Separation of variables is a classic method of solving partial differential equations, such as the convective diffusion equations that are ubiquitous in electrochemistry. It leads to infinite series solutions, which are exact analytical solutions. However, various parameters involved in the series have to be numerically evaluated, and the series converge rather slowly, which has meant that this method has not been used for practical numerical calculations of concentration profiles for electrochemical problems. We show here that these difficulties can be overcome, and demonstrate the use of the symbolic algebra program Maple in a practical implementation of this for steady-state convective diffusion past electrodes in a 2-D channel [1].

The key to successful implementation has been the use of asymptotic formulas to reliably locate the eigenvalues, so that the numerical solver does not miss any.
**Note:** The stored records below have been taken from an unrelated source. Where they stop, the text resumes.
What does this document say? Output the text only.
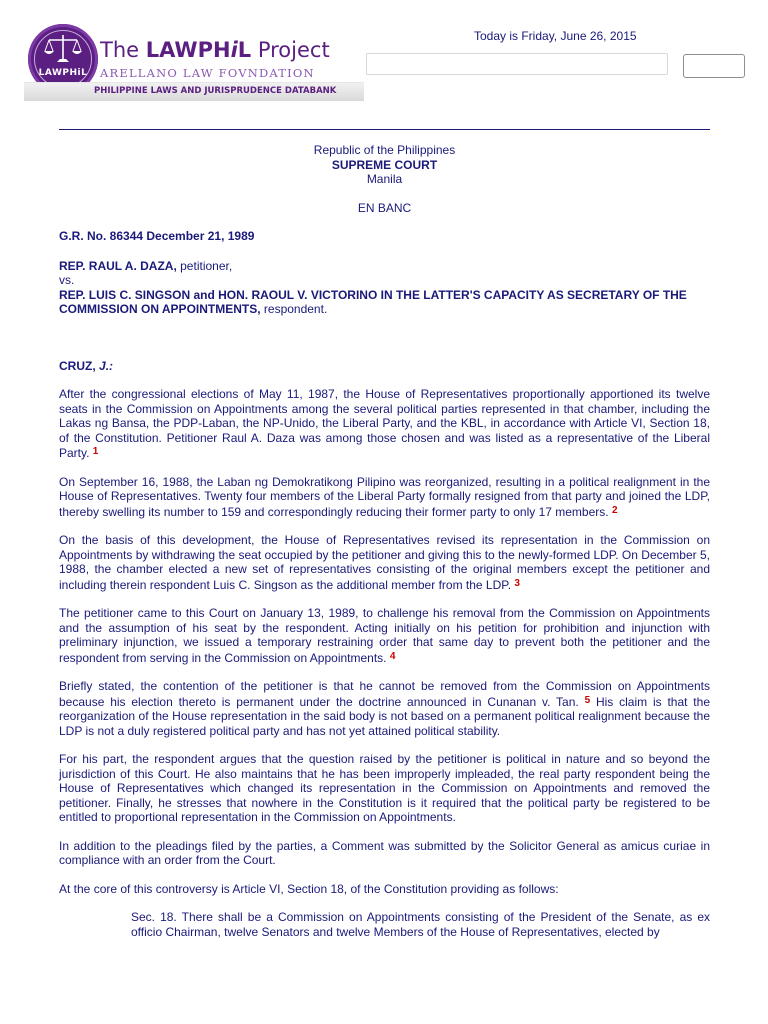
LAWPHiL
The LAWPHiL Project
ARELLANO LAW FOVNDATION
PHILIPPINE LAWS AND JURISPRUDENCE DATABANK
Today is Friday, June 26, 2015

Republic of the Philippines

SUPREME COURT

Manila

EN BANC

G.R. No. 86344 December 21, 1989

REP. RAUL A. DAZA, petitioner,

vs.

REP. LUIS C. SINGSON and HON. RAOUL V. VICTORINO IN THE LATTER'S CAPACITY AS SECRETARY OF THE COMMISSION ON APPOINTMENTS, respondent.

CRUZ, J.:

After the congressional elections of May 11, 1987, the House of Representatives proportionally apportioned its twelve seats in the Commission on Appointments among the several political parties represented in that chamber, including the Lakas ng Bansa, the PDP-Laban, the NP-Unido, the Liberal Party, and the KBL, in accordance with Article VI, Section 18, of the Constitution. Petitioner Raul A. Daza was among those chosen and was listed as a representative of the Liberal Party. $^1$

On September 16, 1988, the Laban ng Demokratikong Pilipino was reorganized, resulting in a political realignment in the House of Representatives. Twenty four members of the Liberal Party formally resigned from that party and joined the LDP, thereby swelling its number to 159 and correspondingly reducing their former party to only 17 members. $^2$

On the basis of this development, the House of Representatives revised its representation in the Commission on Appointments by withdrawing the seat occupied by the petitioner and giving this to the newly-formed LDP. On December 5, 1988, the chamber elected a new set of representatives consisting of the original members except the petitioner and including therein respondent Luis C. Singson as the additional member from the LDP. $^3$

The petitioner came to this Court on January 13, 1989, to challenge his removal from the Commission on Appointments and the assumption of his seat by the respondent. Acting initially on his petition for prohibition and injunction with preliminary injunction, we issued a temporary restraining order that same day to prevent both the petitioner and the respondent from serving in the Commission on Appointments. $^4$

Briefly stated, the contention of the petitioner is that he cannot be removed from the Commission on Appointments because his election thereto is permanent under the doctrine announced in Cunanan v. Tan. $^5$ His claim is that the reorganization of the House representation in the said body is not based on a permanent political realignment because the LDP is not a duly registered political party and has not yet attained political stability.

For his part, the respondent argues that the question raised by the petitioner is political in nature and so beyond the jurisdiction of this Court. He also maintains that he has been improperly impleaded, the real party respondent being the House of Representatives which changed its representation in the Commission on Appointments and removed the petitioner. Finally, he stresses that nowhere in the Constitution is it required that the political party be registered to be entitled to proportional representation in the Commission on Appointments.

In addition to the pleadings filed by the parties, a Comment was submitted by the Solicitor General as amicus curiae in compliance with an order from the Court.

At the core of this controversy is Article VI, Section 18, of the Constitution providing as follows:

Sec. 18. There shall be a Commission on Appointments consisting of the President of the Senate, as ex officio Chairman, twelve Senators and twelve Members of the House of Representatives, elected by
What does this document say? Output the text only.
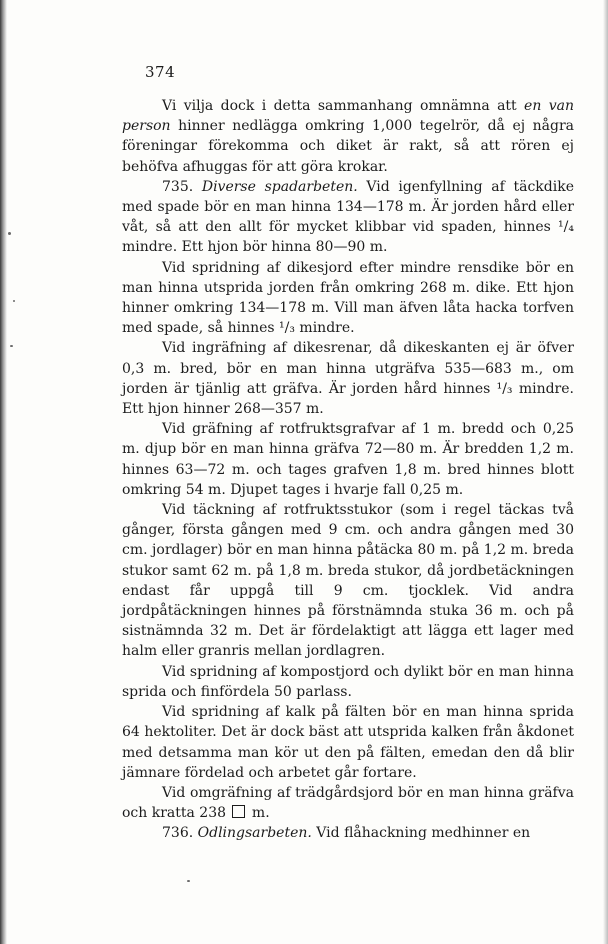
374

Vi vilja dock i detta sammanhang omnämna att en van person hinner nedlägga omkring 1,000 tegelrör, då ej några föreningar förekomma och diket är rakt, så att rören ej behöfva afhuggas för att göra krokar.

735. Diverse spadarbeten. Vid igenfyllning af täckdike med spade bör en man hinna 134—178 m. Är jorden hård eller våt, så att den allt för mycket klibbar vid spaden, hinnes ¹/₄ mindre. Ett hjon bör hinna 80—90 m.

Vid spridning af dikesjord efter mindre rensdike bör en man hinna utsprida jorden från omkring 268 m. dike. Ett hjon hinner omkring 134—178 m. Vill man äfven låta hacka torfven med spade, så hinnes ¹/₃ mindre.

Vid ingräfning af dikesrenar, då dikeskanten ej är öfver 0,3 m. bred, bör en man hinna utgräfva 535—683 m., om jorden är tjänlig att gräfva. Är jorden hård hinnes ¹/₃ mindre. Ett hjon hinner 268—357 m.

Vid gräfning af rotfruktsgrafvar af 1 m. bredd och 0,25 m. djup bör en man hinna gräfva 72—80 m. Är bredden 1,2 m. hinnes 63—72 m. och tages grafven 1,8 m. bred hinnes blott omkring 54 m. Djupet tages i hvarje fall 0,25 m.

Vid täckning af rotfruktsstukor (som i regel täckas två gånger, första gången med 9 cm. och andra gången med 30 cm. jordlager) bör en man hinna påtäcka 80 m. på 1,2 m. breda stukor samt 62 m. på 1,8 m. breda stukor, då jordbetäckningen endast får uppgå till 9 cm. tjocklek. Vid andra jordpåtäckningen hinnes på förstnämnda stuka 36 m. och på sistnämnda 32 m. Det är fördelaktigt att lägga ett lager med halm eller granris mellan jordlagren.

Vid spridning af kompostjord och dylikt bör en man hinna sprida och finfördela 50 parlass.

Vid spridning af kalk på fälten bör en man hinna sprida 64 hektoliter. Det är dock bäst att utsprida kalken från åkdonet med detsamma man kör ut den på fälten, emedan den då blir jämnare fördelad och arbetet går fortare.

Vid omgräfning af trädgårdsjord bör en man hinna gräfva och kratta 238  m.

736. Odlingsarbeten. Vid flåhackning medhinner en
The method has the following advantages:

1. It is a mesh-free method, so a separate step of validating the mesh or grid is not necessary.

2. The global error can be estimated by evaluating the series to more terms.
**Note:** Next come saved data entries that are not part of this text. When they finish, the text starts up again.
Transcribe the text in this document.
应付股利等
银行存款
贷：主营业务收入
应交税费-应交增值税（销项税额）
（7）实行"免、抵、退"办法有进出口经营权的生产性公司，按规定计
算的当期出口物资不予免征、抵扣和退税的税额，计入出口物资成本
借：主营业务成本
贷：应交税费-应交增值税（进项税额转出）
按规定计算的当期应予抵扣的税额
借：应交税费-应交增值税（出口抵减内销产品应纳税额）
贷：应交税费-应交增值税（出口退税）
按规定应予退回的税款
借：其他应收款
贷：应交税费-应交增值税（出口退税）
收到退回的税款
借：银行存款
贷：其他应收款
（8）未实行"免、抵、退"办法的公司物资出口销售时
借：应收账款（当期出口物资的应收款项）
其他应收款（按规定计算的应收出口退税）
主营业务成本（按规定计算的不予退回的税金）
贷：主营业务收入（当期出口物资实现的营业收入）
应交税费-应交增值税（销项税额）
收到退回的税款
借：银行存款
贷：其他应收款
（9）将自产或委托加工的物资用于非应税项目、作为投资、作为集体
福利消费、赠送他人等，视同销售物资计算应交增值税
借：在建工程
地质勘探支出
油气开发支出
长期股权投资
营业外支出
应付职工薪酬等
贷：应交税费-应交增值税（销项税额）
3. Each segment (above an electrode or insulating section) is solved at once, so changing the length of an electrode does not change the difficulty of the calculation.
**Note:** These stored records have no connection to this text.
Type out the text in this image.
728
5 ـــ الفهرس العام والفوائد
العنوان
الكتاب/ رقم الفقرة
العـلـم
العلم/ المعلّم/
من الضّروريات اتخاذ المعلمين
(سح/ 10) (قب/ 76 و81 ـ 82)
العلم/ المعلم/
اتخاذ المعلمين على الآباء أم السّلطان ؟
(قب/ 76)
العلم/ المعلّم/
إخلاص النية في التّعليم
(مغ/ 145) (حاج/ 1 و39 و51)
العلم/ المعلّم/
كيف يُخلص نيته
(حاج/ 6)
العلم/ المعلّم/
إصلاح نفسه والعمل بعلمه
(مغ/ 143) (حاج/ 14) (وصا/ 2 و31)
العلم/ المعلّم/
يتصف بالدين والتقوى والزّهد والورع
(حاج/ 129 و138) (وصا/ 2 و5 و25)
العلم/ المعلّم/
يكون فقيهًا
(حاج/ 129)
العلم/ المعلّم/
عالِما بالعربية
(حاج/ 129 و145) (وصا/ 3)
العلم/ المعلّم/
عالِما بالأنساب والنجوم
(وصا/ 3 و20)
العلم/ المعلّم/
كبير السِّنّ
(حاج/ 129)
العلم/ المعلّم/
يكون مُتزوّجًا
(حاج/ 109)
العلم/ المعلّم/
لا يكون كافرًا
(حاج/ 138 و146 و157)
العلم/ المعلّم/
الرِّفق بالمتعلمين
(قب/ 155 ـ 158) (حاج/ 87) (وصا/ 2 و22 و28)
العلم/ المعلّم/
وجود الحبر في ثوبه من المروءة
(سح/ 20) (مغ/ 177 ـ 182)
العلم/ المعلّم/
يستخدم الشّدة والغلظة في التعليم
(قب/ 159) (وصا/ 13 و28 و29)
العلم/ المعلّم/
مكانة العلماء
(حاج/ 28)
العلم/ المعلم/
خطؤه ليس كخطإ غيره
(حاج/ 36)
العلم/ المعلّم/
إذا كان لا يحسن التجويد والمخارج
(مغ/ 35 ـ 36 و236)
4. Workup of the concentrations to derived quantities such as currents or collection efficiencies can be done without any degradation of accuracy. 

The present implementation assumes diffusivities of reactant and product are equal, which allows the generation of both concentration profiles in a single calculation by using a recently developed transformation method [2]. It also neglects axial diffusion. Future work will seek to remove these limitations, and extend the results to 3-D and time-dependent systems.

References: 

[1] T. Holm, S. Sunde, F. Seland and D.A. Harrington, A Semianalytical Method for Simulating Mass Transport at Channel Electrodes, J. Electroanal. Chem.,745 (2015) 72-79.

[2] D.A. Harrington, Rules to Transform Concentrations and Currents for Irreversible Reactions to those of Quasireversible Reactions, Electrochim. Acta., 152 (2015) 308-314.

Figure 1. Concentration Profile for a Collection Efficiency Calculation at Electrodes in a Channel. X = distance along channel, Y = distance across channel (dimensionless variables). Electrode between X = 0 and X = 1 producing species at the limiting current, Electrode between X = 2 and X = 3 consuming species at the limiting current.